Monday, December 26, 2005

2005

I have always been a traditional, sentimental person. I develop deep attachments to people, places, and things. This year, I've experienced loss in all of those areas. This year they tore down my high school. It being just down the road from my parents' house, I was able to watch as the auditorium was the first to go, the stage and closed-off balcony remaining exposed to the temper of the sky for a few days, then the west side of the school, then the east side. The classrooms where I once felt at home are no more. Also, this year I lost my grandfather, and after his death, the hog confinement was torn down and the little farmhouse where I lived until I was five was burnt to the ground along with the barn and the remaining buildings. The farmstead that has been in my family for decades, the home where my dad spent his first years and then where I and my brother learned to walk as well is now a burnt spot in the grass. My family no longer owns even that burnt spot in the grass. One of my favorite places in the entire world, where the yard rolls downward slightly, only to roll again into a hay meadow before bowling upward towards a windmill on a hill - I will probably never stand there again. And this fall, a strong storm tore through my parents' neighborhood, bringing down a huge, and I mean HUGE willow tree in my backyard. I promise you that I am not exaggerating when I say that willow tree was twice as big as any other willow tree I have ever seen in my life. It was a monster, and I loved that tree. My brother and I would literally swing from the branches when we were little - the trick was to get a decent amount of willow branches so that if one broke, the remaining branches would continue to swing. However, if you pulled too many branches together, your range of swinging was compromised. It provided shade, a backrest, and just a beautiful backdrop to the back yard. In my eyes, the tree's absence has turned our backyard from soft French Impressionism to stark Modernism.
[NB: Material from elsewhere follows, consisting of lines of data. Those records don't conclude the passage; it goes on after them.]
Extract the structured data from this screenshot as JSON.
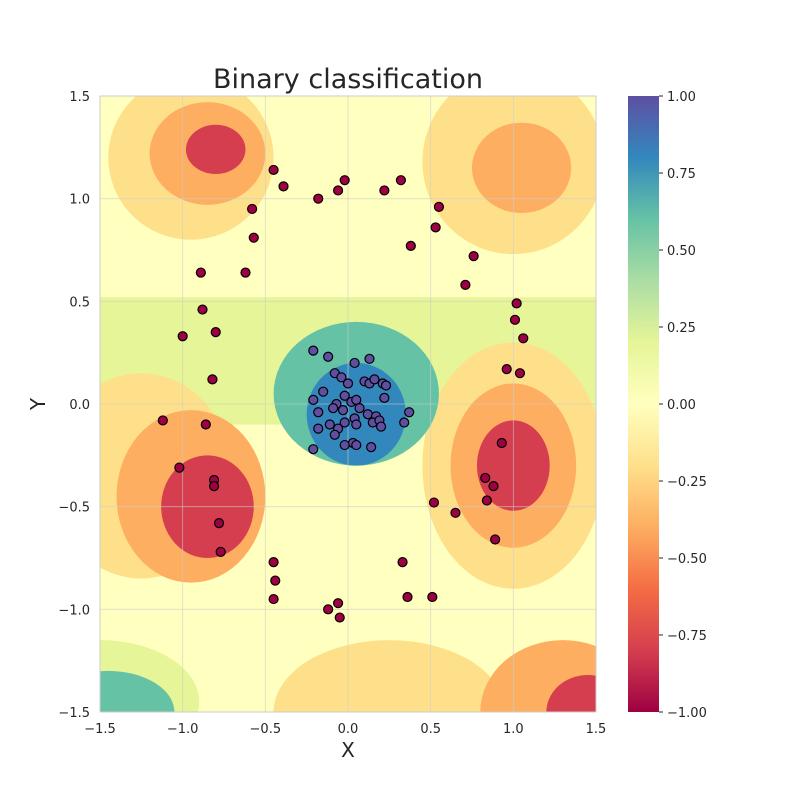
{
  "chart_data": {
    "type": "scatter",
    "title": "Binary classification",
    "xlabel": "X",
    "ylabel": "Y",
    "xlim": [
      -1.5,
      1.5
    ],
    "ylim": [
      -1.5,
      1.5
    ],
    "x_ticks": [
      "−1.5",
      "−1.0",
      "−0.5",
      "0.0",
      "0.5",
      "1.0",
      "1.5"
    ],
    "y_ticks": [
      "−1.5",
      "−1.0",
      "−0.5",
      "0.0",
      "0.5",
      "1.0",
      "1.5"
    ],
    "grid": true,
    "colorbar": {
      "range": [
        -1.0,
        1.0
      ],
      "tick_values": [
        1.0,
        0.75,
        0.5,
        0.25,
        0.0,
        -0.25,
        -0.5,
        -0.75,
        -1.0
      ],
      "tick_labels": [
        "1.00",
        "0.75",
        "0.50",
        "0.25",
        "0.00",
        "−0.25",
        "−0.50",
        "−0.75",
        "−1.00"
      ],
      "colormap": [
        "#9e0142",
        "#d53e4f",
        "#f46d43",
        "#fdae61",
        "#fee08b",
        "#ffffbf",
        "#e6f598",
        "#abdda4",
        "#66c2a5",
        "#3288bd",
        "#5e4fa2"
      ]
    },
    "background_contour": {
      "description_levels": [
        -1.0,
        -0.75,
        -0.5,
        -0.25,
        0.0,
        0.25,
        0.5,
        0.75,
        1.0
      ]
    },
    "series": [
      {
        "class": -1,
        "color": "#9e0142",
        "points": [
          [
            -0.45,
            1.14
          ],
          [
            -0.39,
            1.06
          ],
          [
            -0.18,
            1.0
          ],
          [
            -0.06,
            1.04
          ],
          [
            -0.02,
            1.09
          ],
          [
            0.22,
            1.04
          ],
          [
            0.32,
            1.09
          ],
          [
            -0.58,
            0.95
          ],
          [
            -0.57,
            0.81
          ],
          [
            0.55,
            0.96
          ],
          [
            0.53,
            0.86
          ],
          [
            0.38,
            0.77
          ],
          [
            0.76,
            0.72
          ],
          [
            -0.89,
            0.64
          ],
          [
            -0.62,
            0.64
          ],
          [
            0.71,
            0.58
          ],
          [
            -0.88,
            0.46
          ],
          [
            1.02,
            0.49
          ],
          [
            -1.0,
            0.33
          ],
          [
            -0.8,
            0.35
          ],
          [
            1.01,
            0.41
          ],
          [
            1.06,
            0.32
          ],
          [
            -0.82,
            0.12
          ],
          [
            0.96,
            0.17
          ],
          [
            1.04,
            0.15
          ],
          [
            -1.12,
            -0.08
          ],
          [
            -0.86,
            -0.1
          ],
          [
            0.93,
            -0.19
          ],
          [
            -1.02,
            -0.31
          ],
          [
            -0.81,
            -0.37
          ],
          [
            -0.81,
            -0.4
          ],
          [
            0.83,
            -0.36
          ],
          [
            0.88,
            -0.4
          ],
          [
            0.52,
            -0.48
          ],
          [
            0.84,
            -0.47
          ],
          [
            0.65,
            -0.53
          ],
          [
            -0.78,
            -0.58
          ],
          [
            -0.77,
            -0.72
          ],
          [
            0.89,
            -0.66
          ],
          [
            -0.45,
            -0.77
          ],
          [
            0.33,
            -0.77
          ],
          [
            -0.44,
            -0.86
          ],
          [
            -0.45,
            -0.95
          ],
          [
            0.36,
            -0.94
          ],
          [
            0.51,
            -0.94
          ],
          [
            -0.06,
            -0.97
          ],
          [
            -0.12,
            -1.0
          ],
          [
            -0.05,
            -1.04
          ]
        ]
      },
      {
        "class": 1,
        "color": "#5e4fa2",
        "points": [
          [
            -0.21,
            0.26
          ],
          [
            -0.12,
            0.23
          ],
          [
            0.13,
            0.22
          ],
          [
            0.04,
            0.2
          ],
          [
            -0.08,
            0.15
          ],
          [
            -0.04,
            0.13
          ],
          [
            0.0,
            0.1
          ],
          [
            0.1,
            0.11
          ],
          [
            0.13,
            0.1
          ],
          [
            0.16,
            0.12
          ],
          [
            0.21,
            0.1
          ],
          [
            0.23,
            0.09
          ],
          [
            -0.15,
            0.06
          ],
          [
            -0.02,
            0.04
          ],
          [
            0.02,
            0.01
          ],
          [
            0.05,
            0.02
          ],
          [
            0.22,
            0.03
          ],
          [
            -0.21,
            0.02
          ],
          [
            -0.07,
            0.0
          ],
          [
            -0.09,
            -0.02
          ],
          [
            0.07,
            -0.02
          ],
          [
            -0.03,
            -0.03
          ],
          [
            0.12,
            -0.05
          ],
          [
            -0.18,
            -0.04
          ],
          [
            0.17,
            -0.06
          ],
          [
            0.37,
            -0.04
          ],
          [
            0.04,
            -0.07
          ],
          [
            -0.11,
            -0.1
          ],
          [
            -0.02,
            -0.09
          ],
          [
            0.05,
            -0.1
          ],
          [
            0.15,
            -0.09
          ],
          [
            0.19,
            -0.08
          ],
          [
            -0.18,
            -0.12
          ],
          [
            -0.06,
            -0.12
          ],
          [
            0.2,
            -0.11
          ],
          [
            0.34,
            -0.09
          ],
          [
            -0.08,
            -0.15
          ],
          [
            0.03,
            -0.19
          ],
          [
            0.05,
            -0.2
          ],
          [
            -0.02,
            -0.2
          ],
          [
            0.14,
            -0.21
          ],
          [
            -0.21,
            -0.22
          ]
        ]
      }
    ]
  }
}
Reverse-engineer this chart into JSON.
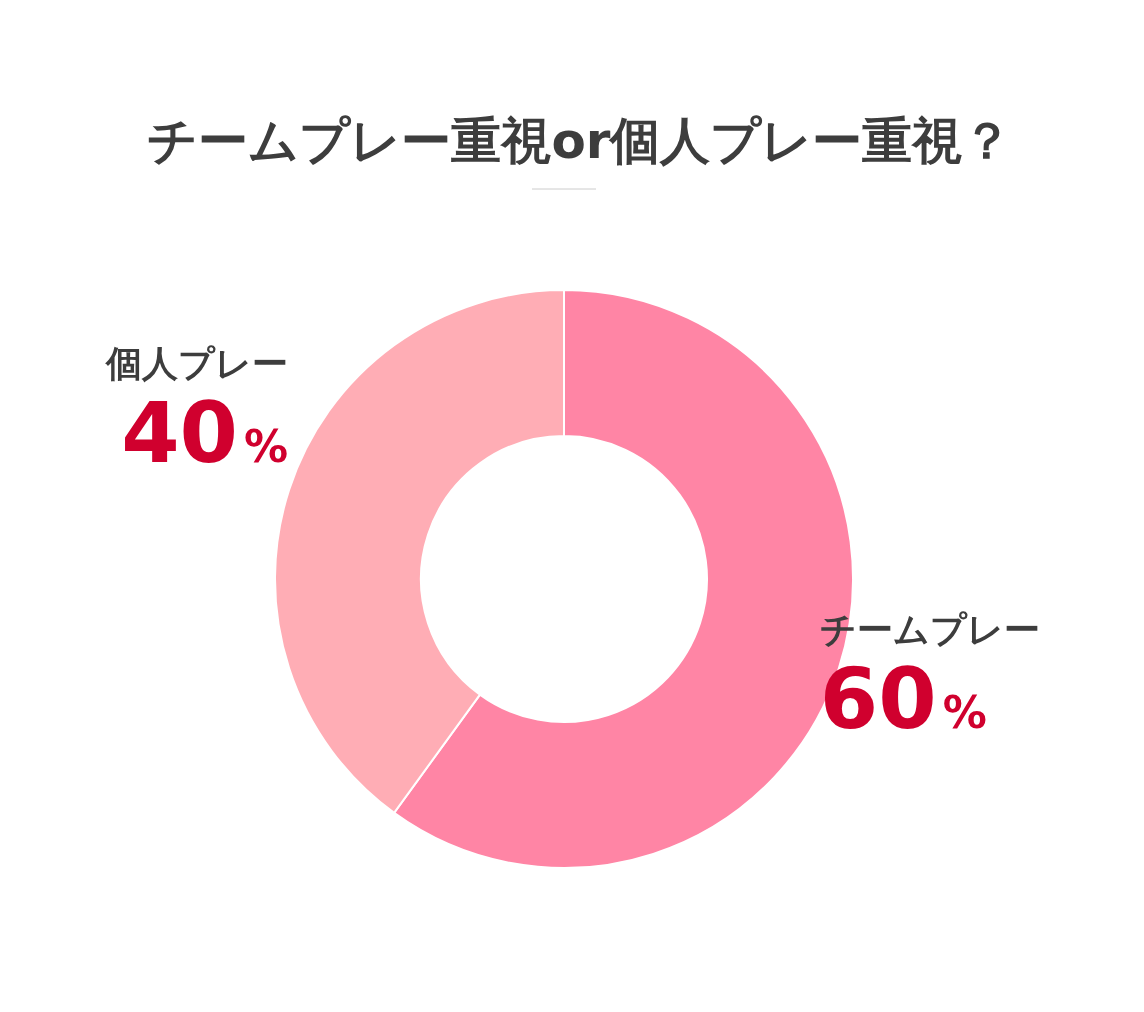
{
  "chart_data": {
    "type": "donut",
    "title": "チームプレー重視or個人プレー重視？",
    "categories": [
      "チームプレー",
      "個人プレー"
    ],
    "values": [
      60,
      40
    ],
    "colors": [
      "#ff85a5",
      "#ffadb5"
    ],
    "value_labels": [
      "60%",
      "40%"
    ],
    "legend": false
  }
}
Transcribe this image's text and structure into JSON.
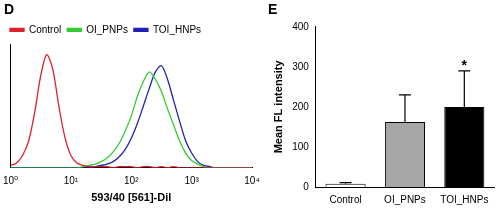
{
  "chart_data": [
    {
      "type": "line",
      "title": "D",
      "x": [
        1,
        1.26,
        1.58,
        2,
        2.51,
        3.16,
        3.98,
        5.01,
        6.31,
        7.94,
        10,
        12.6,
        15.8,
        20,
        25.1,
        31.6,
        39.8,
        50.1,
        63.1,
        79.4,
        100,
        126,
        158,
        200,
        251,
        316,
        398,
        501,
        631,
        794,
        1000,
        1260,
        1580,
        2000,
        2510,
        3160,
        3980,
        5010,
        6310,
        7940,
        10000
      ],
      "series": [
        {
          "name": "Control",
          "color": "#e0202a",
          "values": [
            2,
            4,
            10,
            22,
            45,
            75,
            92,
            80,
            50,
            25,
            10,
            4,
            2,
            1,
            1,
            1,
            1,
            0,
            1,
            1,
            1,
            0,
            1,
            1,
            0,
            1,
            0,
            1,
            0,
            0,
            0,
            0,
            0,
            0,
            0,
            0,
            0,
            0,
            0,
            0,
            0
          ]
        },
        {
          "name": "OI_PNPs",
          "color": "#33cc33",
          "values": [
            0,
            0,
            0,
            0,
            0,
            0,
            0,
            0,
            0,
            0,
            0,
            0,
            1,
            2,
            3,
            5,
            8,
            13,
            20,
            30,
            42,
            58,
            70,
            78,
            72,
            62,
            48,
            35,
            22,
            12,
            6,
            3,
            1,
            0,
            0,
            0,
            0,
            0,
            0,
            0,
            0
          ]
        },
        {
          "name": "TOI_HNPs",
          "color": "#2020b8",
          "values": [
            0,
            0,
            0,
            0,
            0,
            0,
            0,
            0,
            0,
            0,
            0,
            0,
            0,
            0,
            1,
            2,
            3,
            5,
            9,
            15,
            24,
            36,
            50,
            65,
            78,
            83,
            72,
            55,
            38,
            22,
            12,
            5,
            2,
            1,
            0,
            0,
            0,
            0,
            0,
            0,
            0
          ]
        }
      ],
      "xlabel": "593/40 [561]-Dil",
      "log": "x",
      "xlim": [
        1,
        10000
      ],
      "xticks": [
        {
          "value": 1,
          "label": "10⁰"
        },
        {
          "value": 10,
          "label": "10¹"
        },
        {
          "value": 100,
          "label": "10²"
        },
        {
          "value": 1000,
          "label": "10³"
        },
        {
          "value": 10000,
          "label": "10⁴"
        }
      ],
      "ylim": [
        0,
        100
      ],
      "tick_labels": "x",
      "legend": "upper left",
      "grid": false
    },
    {
      "type": "bar",
      "title": "E",
      "categories": [
        "Control",
        "OI_PNPs",
        "TOI_HNPs"
      ],
      "values": [
        8,
        162,
        200
      ],
      "errors": [
        3,
        68,
        90
      ],
      "colors": [
        "#ffffff",
        "#a6a6a6",
        "#000000"
      ],
      "ylabel": "Mean FL intensity",
      "ylim": [
        0,
        400
      ],
      "yticks": [
        0,
        100,
        200,
        300,
        400
      ],
      "grid": false,
      "annotations": [
        {
          "text": "*",
          "category": "TOI_HNPs"
        }
      ]
    }
  ]
}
You may wonder why I have spent more time talking about the things and structures I have lost rather than my grandfather. I don't know. Yet, what I have experienced this year is the transient nature of everything on this earth. That which I have lost this year has been here since before I was born. I have never known my grandparents' place without my grandpa. I have never known my street without the high school; I have never known my backyard without the willow tree. I have never known not being able to go out to the North Farm whenever i wanted to. What I once treasured no longer exists in this world. I'm okay with that, but it does set my heart to longing. I long for a world where I will be able to embrace without loss. I long for a world that does not require us to guard our hearts from holding onto things too tightly. I long for a world where I do not outlive that which comforted me and steadied me and was refuge for me while growing up. I long for Heaven. I long for that day when everything will be made right. I long for His embrace, I long to hear Him say my name. What a glorious, completing moment that will be. I will hear Him say my name, and my past, present, and future will no longer be vessels of regret and anxiety. I will hear Him say my name.